If you feel the sound is too dry, you can up the biasing a tad (from 20mV to 50mV) and get that Pio A400 mod roar going on.
Gaz37 said:Vladimir said:From that Pio series, aim at the ones with dual mono design. Example Pioneer A-717 MkII.
If you feel the sound is too dry, you can up the biasing a tad (from 20mV to 50mV) and get that Pio A400 mod roar going on.
How do you adjust the bias?
If it can't be done with a screwdriver, spanner, or better still a hammer, it's beyond me 🙂
Gaz37 said:Moving a chair I can do.
I can solder after a fashion but wouldn't be confident doing so on a crowded circuit board.
Are you absolutely certain it can't be adjusted with a hammer?
Vladimir said:You can have big sound quality gain from cleaning pots, switches, relays and tarnished RCA connectors. They don't have to be scratchy to be in need of good cleaning.

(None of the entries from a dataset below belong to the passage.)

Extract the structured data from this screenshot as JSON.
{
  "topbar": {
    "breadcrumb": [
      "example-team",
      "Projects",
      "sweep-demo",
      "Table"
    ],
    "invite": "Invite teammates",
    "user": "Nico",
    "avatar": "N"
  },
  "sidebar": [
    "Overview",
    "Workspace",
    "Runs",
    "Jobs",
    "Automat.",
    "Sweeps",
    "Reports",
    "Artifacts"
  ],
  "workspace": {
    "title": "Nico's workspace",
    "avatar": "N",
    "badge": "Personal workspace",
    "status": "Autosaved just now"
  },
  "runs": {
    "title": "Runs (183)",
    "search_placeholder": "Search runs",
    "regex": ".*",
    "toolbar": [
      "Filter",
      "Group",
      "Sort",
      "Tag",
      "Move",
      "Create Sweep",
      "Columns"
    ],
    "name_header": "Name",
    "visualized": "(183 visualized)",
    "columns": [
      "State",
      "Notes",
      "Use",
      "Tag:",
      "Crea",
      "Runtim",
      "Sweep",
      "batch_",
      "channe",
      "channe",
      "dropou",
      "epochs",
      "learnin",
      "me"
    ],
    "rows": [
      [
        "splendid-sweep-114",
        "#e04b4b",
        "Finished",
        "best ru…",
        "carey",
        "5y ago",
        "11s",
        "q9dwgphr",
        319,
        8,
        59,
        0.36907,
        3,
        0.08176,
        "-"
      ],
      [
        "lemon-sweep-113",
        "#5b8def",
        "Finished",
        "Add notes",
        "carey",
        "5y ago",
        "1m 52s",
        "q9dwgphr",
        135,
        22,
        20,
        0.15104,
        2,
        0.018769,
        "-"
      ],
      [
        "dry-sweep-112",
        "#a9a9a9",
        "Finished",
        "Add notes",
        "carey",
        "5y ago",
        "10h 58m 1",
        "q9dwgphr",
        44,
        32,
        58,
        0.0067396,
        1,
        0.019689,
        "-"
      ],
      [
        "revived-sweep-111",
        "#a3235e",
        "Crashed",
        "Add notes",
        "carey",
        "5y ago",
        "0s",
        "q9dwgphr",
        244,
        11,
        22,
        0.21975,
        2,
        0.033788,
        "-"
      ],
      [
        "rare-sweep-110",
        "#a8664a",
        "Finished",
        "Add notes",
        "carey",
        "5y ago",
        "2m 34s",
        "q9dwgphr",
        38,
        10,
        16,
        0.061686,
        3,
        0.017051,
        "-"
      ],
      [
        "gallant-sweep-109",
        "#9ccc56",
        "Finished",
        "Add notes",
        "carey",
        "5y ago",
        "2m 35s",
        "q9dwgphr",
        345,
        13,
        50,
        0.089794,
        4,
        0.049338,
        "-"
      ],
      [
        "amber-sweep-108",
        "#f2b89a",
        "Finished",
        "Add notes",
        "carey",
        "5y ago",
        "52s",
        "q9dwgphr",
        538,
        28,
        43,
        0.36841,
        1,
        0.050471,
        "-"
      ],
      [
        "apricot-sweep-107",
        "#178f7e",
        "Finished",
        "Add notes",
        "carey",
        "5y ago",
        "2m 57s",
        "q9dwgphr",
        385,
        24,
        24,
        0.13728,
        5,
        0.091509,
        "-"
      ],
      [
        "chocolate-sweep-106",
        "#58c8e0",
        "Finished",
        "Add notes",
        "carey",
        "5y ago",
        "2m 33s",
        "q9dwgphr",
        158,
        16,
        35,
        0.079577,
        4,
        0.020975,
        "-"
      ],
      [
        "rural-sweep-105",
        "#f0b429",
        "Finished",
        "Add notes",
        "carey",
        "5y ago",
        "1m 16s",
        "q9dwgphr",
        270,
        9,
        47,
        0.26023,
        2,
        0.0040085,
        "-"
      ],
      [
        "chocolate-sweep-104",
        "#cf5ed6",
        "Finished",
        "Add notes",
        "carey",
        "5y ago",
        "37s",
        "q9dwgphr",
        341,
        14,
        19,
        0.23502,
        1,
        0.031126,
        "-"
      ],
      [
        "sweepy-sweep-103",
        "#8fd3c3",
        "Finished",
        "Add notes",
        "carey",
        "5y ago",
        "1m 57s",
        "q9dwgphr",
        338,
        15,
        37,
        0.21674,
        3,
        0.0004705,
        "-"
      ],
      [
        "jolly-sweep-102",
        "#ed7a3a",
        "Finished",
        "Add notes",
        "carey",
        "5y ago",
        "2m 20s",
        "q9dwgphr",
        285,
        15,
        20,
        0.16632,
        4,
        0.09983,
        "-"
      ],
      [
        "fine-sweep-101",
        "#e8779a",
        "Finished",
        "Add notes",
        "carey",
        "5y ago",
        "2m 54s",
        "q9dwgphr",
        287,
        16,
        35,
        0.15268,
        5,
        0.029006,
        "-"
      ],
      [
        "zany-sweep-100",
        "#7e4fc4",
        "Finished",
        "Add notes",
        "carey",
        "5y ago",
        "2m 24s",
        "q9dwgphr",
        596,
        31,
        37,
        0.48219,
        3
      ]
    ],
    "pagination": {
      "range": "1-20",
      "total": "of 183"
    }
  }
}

Sadly this is also hammerless.
Vladimir said:- Switches
- Potentiometers
- Speaker Relays*
- Tarnished RCA connectors
*To clean a relay you need to take the relay plastic cover off (most older types are removable). You don't just squirt on the relay, you need to clean the contact tips that get oxidized from sparking.
Needless to say, you do this with no power cord plugged in the mains. No squirting anything in transformer, mains switch or especially the big electrolytic capacitors (they keep charged up for days). Ease of doing this shouldn't be an issue for you since the 656 is beautifully layed out and sensitive circuitry is away from PSU in its own Faraday cage enclosure. Lots of instructional videos on Youtube to checkout.
The biggest sound improvement I got when modding my ex Pio A400 by Tom Evans mods was actually cleaning the damn volume pot and selector switch.
Gaz37 said:Where are the speaker relays and what do they look like?
Actually that's two questions
Thanks
Vladimir said:Feels good keeping kit in shape and running well after years.